Equal volumes of two solutions of `HCl` are mixed. One solution has a `pH = 1`, while the other has a `pH = 5`. The `pH` of the resulting solution is

To solve the problem, we need to find the pH of the resulting solution when equal volumes of two HCl solutions with different pH values are mixed. Here’s a step-by-step solution: ### Step 1: Determine the H⁺ ion concentrations from the given pH values. - For the first solution with pH = 1: \[ [H^+]_1 = 10^{-pH} = 10^{-1} = 0.1 \, \text{mol/L} \] - For the second solution with pH = 5: \[ [H^+]_2 = 10^{-pH} = 10^{-5} = 0.00001 \, \text{mol/L} \] ### Step 2: Assume equal volumes of both solutions. Let’s assume we mix 1 L of each solution.
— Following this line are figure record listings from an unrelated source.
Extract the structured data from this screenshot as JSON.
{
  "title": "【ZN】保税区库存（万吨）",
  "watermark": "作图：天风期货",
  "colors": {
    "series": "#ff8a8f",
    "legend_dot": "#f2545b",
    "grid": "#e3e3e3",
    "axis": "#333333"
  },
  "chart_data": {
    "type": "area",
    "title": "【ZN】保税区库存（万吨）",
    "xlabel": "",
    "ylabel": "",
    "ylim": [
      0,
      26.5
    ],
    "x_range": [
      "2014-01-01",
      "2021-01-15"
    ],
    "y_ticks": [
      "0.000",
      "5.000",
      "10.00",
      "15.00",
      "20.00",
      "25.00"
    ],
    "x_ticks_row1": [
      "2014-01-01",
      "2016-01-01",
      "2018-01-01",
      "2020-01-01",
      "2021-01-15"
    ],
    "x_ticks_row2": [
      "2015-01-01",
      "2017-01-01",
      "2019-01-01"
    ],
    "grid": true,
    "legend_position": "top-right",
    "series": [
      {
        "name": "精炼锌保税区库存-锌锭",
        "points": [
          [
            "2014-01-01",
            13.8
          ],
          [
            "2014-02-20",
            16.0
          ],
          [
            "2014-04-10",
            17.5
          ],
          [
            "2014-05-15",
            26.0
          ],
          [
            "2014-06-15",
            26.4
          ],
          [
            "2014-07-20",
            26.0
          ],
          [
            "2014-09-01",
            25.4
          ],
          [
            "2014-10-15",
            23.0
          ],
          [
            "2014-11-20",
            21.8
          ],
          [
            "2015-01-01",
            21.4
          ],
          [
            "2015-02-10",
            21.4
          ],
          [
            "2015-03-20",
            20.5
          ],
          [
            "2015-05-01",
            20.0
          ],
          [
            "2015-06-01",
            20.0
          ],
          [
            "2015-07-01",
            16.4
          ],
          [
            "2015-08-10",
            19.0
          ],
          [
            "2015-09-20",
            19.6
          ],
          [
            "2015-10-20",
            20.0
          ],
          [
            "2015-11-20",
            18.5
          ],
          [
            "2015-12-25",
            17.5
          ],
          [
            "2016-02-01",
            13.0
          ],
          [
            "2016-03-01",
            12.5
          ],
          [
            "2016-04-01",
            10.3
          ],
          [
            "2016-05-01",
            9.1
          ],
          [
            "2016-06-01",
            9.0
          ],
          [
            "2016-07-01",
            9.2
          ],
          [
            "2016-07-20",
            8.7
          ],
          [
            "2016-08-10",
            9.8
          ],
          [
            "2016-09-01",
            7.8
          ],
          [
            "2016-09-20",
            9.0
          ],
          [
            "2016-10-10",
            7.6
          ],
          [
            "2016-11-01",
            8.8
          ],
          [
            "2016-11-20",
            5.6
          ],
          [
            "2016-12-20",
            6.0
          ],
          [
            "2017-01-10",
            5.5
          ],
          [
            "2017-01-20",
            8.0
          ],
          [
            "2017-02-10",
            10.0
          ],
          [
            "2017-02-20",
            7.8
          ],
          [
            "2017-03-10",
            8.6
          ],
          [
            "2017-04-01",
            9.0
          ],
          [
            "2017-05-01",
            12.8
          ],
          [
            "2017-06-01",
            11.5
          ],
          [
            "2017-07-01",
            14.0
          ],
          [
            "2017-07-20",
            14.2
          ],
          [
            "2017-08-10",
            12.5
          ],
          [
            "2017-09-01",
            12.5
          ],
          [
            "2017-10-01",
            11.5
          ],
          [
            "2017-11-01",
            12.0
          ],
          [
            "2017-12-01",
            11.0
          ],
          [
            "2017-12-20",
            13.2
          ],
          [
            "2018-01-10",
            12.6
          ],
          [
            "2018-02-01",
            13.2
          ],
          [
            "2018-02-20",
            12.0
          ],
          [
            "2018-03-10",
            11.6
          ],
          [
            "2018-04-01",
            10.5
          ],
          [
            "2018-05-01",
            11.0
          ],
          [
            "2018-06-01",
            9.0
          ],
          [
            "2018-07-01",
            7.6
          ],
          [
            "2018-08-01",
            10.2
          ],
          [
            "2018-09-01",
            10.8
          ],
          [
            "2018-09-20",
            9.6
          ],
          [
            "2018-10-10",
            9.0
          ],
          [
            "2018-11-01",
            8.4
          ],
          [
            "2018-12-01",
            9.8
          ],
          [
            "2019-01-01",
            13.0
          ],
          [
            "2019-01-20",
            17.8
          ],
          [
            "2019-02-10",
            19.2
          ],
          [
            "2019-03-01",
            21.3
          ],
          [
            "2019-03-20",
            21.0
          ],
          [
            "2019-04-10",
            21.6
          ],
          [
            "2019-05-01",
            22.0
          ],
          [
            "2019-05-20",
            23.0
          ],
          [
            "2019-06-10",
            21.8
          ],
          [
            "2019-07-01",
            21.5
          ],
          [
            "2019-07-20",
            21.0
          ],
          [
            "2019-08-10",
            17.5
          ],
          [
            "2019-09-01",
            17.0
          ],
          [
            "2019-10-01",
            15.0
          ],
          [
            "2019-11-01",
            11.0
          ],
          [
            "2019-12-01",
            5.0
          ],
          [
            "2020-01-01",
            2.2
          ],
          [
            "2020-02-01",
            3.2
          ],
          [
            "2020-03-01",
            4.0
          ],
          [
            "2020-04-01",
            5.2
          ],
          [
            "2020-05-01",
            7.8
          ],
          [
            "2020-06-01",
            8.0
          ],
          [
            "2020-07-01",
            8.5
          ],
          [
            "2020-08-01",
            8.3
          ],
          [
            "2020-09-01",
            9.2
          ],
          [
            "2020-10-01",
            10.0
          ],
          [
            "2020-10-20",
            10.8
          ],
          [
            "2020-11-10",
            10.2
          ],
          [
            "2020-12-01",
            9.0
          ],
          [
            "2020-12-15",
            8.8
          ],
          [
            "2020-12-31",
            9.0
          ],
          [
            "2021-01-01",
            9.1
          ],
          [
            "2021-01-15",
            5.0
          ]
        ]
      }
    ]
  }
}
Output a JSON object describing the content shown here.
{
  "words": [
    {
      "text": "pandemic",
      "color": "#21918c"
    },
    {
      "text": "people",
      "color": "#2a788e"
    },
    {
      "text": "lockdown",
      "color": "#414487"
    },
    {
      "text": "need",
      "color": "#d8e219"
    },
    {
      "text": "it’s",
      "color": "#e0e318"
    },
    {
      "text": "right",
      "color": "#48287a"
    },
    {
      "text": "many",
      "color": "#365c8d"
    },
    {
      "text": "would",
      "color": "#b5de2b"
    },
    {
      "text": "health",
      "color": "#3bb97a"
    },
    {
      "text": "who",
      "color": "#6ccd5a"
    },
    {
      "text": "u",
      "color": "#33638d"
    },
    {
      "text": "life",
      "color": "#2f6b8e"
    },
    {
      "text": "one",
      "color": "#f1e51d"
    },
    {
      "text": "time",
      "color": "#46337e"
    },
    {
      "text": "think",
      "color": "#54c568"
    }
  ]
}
Therefore, the total volume after mixing will be: \[ V_{total} = V_1 + V_2 = 1 \, \text{L} + 1 \, \text{L} = 2 \, \text{L} \] ### Step 3: Calculate the total moles of H⁺ ions from both solutions. - Moles of H⁺ from the first solution: \[ \text{Moles}_1 = [H^+]_1 \times V_1 = 0.1 \, \text{mol/L} \times 1 \, \text{L} = 0.1 \, \text{mol} \] - Moles of H⁺ from the second solution: \[ \text{Moles}_2 = [H^+]_2 \times V_2 = 0.00001 \, \text{mol/L} \times 1 \, \text{L} = 0.00001 \, \text{mol} \] ### Step 4: Calculate the total moles of H⁺ ions in the resulting solution. \[ \text{Total moles of H}^+ = \text{Moles}_1 + \text{Moles}_2 = 0.1 + 0.00001 = 0.10001 \, \text{mol} \] ### Step 5: Calculate the concentration of H⁺ ions in the resulting solution. \[ [H^+]_{total} = \frac{\text{Total moles of H}^+}{V_{total}} = \frac{0.10001 \, \text{mol}}{2 \, \text{L}} = 0.050005 \, \text{mol/L} \] ### Step 6: Calculate the pH of the resulting solution. Using the formula for pH: \[ pH = -\log[H^+]_{total} = -\log(0.050005) \] Calculating this gives: \[ pH \approx 1.301 \] ### Conclusion The pH of the resulting solution is approximately 1.301, which lies between 1 and 2.